Empieza Luisa por hablarnos de la mansedumbre con que aceptamos que nos estabularan confinaran durante dos meses, con el acompañamiento de unas «medidas» ilógicas cuando no directamente ridículas. Como dice ella, normalizamos que la Policía detuviera/multara a personas por salir a la calle durante el confinamiento. La idea que se les ocurrió a muchos, digna de Luis García Berlanga, fue comprarse/adoptar un perro como excusa para echar el paseo. Esa medida en particular quedó en nada al declarar el TC que el primer confinamiento era nulo de pleno derecho. De lo que ya tengo alguna duda es que se devolviera lo cobrado en ese concepto sancionador (conociendo a este gobierno y estando Ayahuasca Montero a cargo del dinero, imagino lo que sucedería).
Tampoco está de más recordar cómo el pueblo español, tradicionalmente orgulloso y levantisco frente a la opresión, se comportó como un rebaño de ovejas. Pero no sólo eso: hizo buena la máxima de Aldous Huxley: «La mejor forma de conseguir una cruzada por una buena causa es prometer a la gente que tendrá la oportunidad de maltratar a alguien. Ser capaz de destruir con buena conciencia, poder comportarse mal y llamar “justa indignación” a tu mal comportamiento: ése es el colmo del lujo psicológico, el más delicioso regalo moral».
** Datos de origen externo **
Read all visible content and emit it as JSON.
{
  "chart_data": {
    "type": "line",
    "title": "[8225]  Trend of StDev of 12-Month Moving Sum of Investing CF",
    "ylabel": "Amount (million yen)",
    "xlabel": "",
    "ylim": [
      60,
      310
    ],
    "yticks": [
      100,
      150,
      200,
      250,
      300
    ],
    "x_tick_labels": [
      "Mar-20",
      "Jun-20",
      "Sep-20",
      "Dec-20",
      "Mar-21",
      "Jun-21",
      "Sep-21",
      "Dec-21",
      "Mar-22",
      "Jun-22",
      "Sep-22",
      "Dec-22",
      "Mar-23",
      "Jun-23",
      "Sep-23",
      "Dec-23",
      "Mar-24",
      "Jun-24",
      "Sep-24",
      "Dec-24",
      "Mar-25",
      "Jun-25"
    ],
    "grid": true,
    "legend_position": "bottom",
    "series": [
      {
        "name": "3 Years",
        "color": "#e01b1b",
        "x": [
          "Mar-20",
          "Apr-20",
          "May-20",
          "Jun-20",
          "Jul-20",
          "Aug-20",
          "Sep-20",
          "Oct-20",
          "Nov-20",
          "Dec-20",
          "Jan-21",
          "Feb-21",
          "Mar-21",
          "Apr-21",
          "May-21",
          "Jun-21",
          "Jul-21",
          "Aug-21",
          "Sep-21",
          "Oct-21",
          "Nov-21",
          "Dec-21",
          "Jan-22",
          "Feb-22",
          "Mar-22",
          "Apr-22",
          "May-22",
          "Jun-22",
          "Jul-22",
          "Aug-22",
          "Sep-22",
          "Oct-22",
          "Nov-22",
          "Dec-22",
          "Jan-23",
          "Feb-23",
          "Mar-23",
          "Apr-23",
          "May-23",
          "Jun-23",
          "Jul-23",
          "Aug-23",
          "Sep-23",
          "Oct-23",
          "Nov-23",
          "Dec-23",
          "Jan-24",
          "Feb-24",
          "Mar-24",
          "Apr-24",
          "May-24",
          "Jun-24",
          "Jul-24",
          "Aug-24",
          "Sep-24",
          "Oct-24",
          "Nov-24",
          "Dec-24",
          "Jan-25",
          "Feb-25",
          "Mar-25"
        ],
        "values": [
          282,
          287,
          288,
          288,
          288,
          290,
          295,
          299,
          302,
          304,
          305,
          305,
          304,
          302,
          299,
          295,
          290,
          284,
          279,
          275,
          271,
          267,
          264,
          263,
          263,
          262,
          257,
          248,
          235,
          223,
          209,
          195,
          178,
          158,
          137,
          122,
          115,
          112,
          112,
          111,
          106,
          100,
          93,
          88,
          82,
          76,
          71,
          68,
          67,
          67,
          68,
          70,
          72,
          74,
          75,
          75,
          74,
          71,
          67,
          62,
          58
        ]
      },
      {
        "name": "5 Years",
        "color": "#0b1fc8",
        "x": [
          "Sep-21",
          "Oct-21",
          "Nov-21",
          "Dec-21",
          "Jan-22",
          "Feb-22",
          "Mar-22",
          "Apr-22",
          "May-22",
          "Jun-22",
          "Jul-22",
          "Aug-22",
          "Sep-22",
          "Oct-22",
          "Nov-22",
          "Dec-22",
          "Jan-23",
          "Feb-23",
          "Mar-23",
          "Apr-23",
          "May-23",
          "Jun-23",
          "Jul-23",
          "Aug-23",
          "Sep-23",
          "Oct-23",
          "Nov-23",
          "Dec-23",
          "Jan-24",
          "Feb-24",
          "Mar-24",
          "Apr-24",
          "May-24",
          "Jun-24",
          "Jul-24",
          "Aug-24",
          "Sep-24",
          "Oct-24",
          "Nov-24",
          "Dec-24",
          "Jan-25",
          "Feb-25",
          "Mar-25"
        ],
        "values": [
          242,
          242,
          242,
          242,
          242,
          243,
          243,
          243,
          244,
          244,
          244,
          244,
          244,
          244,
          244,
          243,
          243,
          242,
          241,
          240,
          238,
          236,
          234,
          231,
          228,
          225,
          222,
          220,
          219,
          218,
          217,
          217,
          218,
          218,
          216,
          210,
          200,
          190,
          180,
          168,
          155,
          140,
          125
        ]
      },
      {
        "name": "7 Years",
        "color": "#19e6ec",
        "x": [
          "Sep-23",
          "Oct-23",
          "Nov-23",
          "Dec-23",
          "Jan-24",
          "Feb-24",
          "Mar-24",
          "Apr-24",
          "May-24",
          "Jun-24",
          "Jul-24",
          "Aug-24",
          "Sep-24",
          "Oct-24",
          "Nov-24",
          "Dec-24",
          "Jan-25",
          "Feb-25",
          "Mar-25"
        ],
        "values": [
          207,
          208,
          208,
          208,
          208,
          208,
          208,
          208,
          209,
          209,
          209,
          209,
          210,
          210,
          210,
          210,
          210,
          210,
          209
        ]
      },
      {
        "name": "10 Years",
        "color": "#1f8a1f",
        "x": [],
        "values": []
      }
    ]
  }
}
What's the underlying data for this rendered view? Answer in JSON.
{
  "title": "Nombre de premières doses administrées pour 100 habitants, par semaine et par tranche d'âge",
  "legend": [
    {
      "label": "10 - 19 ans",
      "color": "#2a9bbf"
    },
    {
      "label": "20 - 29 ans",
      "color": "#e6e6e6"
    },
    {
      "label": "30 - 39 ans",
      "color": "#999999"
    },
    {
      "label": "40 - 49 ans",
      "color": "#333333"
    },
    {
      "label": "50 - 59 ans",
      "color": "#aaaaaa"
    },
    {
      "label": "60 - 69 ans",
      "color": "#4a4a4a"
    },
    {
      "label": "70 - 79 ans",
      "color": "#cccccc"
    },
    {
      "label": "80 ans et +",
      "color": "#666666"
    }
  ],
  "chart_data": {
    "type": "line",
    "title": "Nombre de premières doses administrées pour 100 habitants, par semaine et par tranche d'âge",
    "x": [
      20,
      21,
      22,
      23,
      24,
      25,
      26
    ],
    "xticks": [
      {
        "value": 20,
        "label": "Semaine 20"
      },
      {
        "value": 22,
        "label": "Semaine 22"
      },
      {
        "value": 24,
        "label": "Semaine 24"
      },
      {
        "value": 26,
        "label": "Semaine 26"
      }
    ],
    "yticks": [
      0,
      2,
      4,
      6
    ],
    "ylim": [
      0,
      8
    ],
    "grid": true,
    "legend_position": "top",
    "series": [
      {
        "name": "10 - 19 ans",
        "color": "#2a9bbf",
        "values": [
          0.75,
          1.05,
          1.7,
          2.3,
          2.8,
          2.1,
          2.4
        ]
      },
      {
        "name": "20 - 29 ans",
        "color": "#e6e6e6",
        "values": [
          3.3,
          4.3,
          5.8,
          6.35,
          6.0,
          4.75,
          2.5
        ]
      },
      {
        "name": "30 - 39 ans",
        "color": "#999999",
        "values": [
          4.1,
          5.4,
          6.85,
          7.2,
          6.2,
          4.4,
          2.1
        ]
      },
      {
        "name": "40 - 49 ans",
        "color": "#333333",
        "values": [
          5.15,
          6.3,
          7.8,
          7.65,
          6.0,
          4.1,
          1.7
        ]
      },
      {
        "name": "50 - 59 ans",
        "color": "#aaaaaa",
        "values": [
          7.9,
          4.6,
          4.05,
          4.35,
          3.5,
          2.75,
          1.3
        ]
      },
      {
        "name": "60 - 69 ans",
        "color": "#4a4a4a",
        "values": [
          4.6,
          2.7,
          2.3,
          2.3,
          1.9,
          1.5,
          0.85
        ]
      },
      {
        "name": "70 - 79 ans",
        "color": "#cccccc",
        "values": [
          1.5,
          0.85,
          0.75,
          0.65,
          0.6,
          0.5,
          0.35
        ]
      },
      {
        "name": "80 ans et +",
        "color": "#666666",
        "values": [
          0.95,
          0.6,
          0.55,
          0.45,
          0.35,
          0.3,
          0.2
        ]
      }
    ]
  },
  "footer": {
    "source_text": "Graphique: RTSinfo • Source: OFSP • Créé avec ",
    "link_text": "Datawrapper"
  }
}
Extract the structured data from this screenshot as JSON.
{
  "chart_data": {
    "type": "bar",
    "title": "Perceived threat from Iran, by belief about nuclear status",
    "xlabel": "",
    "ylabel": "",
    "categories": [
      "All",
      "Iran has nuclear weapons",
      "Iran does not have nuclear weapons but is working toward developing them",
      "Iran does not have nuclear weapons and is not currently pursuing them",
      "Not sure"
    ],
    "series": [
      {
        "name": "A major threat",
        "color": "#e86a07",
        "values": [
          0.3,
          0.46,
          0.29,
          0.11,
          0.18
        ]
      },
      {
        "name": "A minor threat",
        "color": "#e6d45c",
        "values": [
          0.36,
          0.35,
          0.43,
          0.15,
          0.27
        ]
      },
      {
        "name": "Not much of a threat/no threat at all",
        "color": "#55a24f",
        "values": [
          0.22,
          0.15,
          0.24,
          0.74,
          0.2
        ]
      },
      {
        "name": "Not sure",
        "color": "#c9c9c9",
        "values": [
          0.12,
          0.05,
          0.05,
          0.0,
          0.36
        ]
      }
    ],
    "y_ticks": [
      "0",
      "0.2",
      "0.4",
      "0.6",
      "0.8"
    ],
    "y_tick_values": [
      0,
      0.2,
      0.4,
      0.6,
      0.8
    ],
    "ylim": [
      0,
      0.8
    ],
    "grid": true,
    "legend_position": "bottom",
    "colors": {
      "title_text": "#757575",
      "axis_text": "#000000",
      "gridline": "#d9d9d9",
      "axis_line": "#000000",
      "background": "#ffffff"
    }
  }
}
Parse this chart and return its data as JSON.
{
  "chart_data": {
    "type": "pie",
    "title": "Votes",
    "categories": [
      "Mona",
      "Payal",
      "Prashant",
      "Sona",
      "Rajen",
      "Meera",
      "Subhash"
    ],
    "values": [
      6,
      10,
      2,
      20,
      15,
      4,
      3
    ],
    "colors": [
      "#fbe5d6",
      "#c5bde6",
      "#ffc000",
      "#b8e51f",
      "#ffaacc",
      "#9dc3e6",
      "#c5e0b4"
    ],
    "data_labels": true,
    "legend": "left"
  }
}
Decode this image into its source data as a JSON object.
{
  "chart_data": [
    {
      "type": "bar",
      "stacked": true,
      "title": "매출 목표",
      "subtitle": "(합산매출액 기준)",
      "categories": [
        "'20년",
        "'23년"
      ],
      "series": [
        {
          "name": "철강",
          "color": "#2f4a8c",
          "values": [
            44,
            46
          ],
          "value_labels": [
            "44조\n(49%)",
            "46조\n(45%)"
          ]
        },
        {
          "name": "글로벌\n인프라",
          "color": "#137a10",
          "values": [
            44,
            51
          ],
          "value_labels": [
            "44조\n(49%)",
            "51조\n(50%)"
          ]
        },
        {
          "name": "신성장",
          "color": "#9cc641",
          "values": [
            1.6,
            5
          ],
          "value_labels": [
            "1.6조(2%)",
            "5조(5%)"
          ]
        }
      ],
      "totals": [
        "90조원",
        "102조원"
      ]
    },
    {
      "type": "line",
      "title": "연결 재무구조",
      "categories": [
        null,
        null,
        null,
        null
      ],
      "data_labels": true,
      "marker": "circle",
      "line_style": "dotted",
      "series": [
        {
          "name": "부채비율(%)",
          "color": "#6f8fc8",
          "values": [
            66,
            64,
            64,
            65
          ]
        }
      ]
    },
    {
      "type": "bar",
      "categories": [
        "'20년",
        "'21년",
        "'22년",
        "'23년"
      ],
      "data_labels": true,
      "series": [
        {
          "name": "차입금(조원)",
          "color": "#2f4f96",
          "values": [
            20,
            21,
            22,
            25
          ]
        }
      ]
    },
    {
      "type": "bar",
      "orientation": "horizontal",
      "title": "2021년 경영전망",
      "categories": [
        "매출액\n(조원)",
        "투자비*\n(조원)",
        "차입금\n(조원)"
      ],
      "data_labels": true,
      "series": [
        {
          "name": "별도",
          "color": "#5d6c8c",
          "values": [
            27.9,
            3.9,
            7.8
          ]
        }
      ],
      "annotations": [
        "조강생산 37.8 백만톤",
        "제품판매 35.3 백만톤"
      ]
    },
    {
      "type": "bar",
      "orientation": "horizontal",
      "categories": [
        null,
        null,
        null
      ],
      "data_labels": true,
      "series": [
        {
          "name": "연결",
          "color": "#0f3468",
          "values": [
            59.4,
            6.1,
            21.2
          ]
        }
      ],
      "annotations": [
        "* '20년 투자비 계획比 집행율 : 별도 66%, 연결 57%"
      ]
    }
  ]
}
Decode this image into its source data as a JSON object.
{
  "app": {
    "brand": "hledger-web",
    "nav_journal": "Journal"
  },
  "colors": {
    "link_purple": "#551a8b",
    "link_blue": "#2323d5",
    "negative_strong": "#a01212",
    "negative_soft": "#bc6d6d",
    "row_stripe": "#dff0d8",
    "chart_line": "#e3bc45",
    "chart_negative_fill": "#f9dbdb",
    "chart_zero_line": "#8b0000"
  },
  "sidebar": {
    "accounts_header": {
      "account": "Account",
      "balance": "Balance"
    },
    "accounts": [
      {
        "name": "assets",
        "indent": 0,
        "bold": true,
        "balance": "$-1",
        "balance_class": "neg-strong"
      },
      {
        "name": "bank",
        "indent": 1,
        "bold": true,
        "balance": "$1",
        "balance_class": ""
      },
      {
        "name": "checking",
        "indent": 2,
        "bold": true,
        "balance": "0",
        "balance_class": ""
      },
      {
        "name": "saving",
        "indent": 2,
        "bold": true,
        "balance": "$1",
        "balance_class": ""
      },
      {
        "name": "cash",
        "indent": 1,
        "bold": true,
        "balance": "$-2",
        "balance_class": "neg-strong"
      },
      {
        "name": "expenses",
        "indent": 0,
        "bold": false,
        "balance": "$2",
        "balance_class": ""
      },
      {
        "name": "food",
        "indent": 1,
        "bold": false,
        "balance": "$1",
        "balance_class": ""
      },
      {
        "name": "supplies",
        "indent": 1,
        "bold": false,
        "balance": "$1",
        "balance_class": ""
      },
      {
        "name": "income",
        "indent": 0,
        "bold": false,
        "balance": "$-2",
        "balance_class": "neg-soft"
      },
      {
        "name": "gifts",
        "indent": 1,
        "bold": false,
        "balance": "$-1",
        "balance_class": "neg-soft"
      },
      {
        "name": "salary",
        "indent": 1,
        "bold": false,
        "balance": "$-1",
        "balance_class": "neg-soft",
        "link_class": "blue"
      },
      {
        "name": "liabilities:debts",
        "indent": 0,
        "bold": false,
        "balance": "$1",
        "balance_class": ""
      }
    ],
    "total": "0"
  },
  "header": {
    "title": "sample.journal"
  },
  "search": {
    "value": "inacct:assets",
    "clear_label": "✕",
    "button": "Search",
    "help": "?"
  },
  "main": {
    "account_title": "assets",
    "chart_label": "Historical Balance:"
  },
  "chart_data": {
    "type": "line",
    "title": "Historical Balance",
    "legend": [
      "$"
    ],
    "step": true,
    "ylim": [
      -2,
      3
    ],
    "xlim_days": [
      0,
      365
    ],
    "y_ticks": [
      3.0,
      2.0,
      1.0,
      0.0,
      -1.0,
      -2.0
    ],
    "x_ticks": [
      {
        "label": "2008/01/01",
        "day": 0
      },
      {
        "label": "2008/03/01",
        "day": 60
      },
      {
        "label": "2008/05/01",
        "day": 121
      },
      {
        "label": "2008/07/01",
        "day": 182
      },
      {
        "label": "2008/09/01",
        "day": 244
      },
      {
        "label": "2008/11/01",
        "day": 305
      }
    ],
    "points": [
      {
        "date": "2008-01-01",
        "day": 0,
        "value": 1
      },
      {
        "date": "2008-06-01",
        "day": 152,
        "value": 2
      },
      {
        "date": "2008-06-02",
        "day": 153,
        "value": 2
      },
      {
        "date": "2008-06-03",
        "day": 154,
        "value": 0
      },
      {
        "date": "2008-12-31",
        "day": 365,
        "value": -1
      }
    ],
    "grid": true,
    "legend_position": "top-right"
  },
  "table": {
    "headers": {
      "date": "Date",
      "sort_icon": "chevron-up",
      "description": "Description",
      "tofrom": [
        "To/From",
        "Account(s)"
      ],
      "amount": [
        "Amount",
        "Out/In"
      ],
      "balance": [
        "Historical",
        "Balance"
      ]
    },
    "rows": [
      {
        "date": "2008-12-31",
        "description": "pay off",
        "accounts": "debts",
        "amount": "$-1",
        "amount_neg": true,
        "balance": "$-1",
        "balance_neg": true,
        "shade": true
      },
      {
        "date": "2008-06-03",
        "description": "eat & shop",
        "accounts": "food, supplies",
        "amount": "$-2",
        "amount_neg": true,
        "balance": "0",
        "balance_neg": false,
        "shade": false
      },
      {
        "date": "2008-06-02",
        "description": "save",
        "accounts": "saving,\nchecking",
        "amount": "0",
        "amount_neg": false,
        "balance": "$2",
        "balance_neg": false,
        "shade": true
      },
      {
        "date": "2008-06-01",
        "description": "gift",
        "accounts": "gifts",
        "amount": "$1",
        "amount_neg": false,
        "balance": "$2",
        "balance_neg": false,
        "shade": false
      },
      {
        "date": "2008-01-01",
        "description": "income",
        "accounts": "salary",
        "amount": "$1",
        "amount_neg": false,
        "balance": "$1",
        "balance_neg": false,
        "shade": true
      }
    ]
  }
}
Y así fue. En aquellos años contemplamos con estupor cómo personas que nunca habían sido nada en la vida se revestían de «indignación virtuosa» y señalaban con el dedo a quienes no nos queríamos someter a las reglas estúpidas que nos querían imponer, convirtiéndose en una especie de guardianes de la moral ajena. Todo ello aderezado con una machacona propaganda mañana, tarde y noche. El hecho es que, contemplado todo el asunto con la distancia, uno imagina que si Napoleón, en vez de tener enfrente al pueblo español que tuvo en 1808, hubiera tenido al ganao actual hoy estaríamos hablando en français, llamándonos Monsieur y Madame (o Mademoiselle, en su caso) y tratándonos de vous y comment allez-vous.
Yo me preguntaba si estábamos en una democracia asentada o en una mala réplica de la DDR: a la gente que «no cumplía las normas» se la echaba de los medios de transporte e incluso de las iglesias. Creo que, salvo el obispo Cañizares en Valencia, que se negó a prosternarse ante el ídolo bicho, ni siquiera la Iglesia estuvo a la altura de la situación. Y como apunte personal, aunque yo me libré de ser obligado a vacunarme, me hice como creyente (o, por lo menos, como persona que intenta seguir esa línea creyente) esta pregunta: «¿A quién vas a creer: a Dios o al Gobierno?». Y para mí la respuesta fue clara. Me decepcionó, no obstante, que la respuesta de las altas jerarquías españolas no coincidiera con la mía.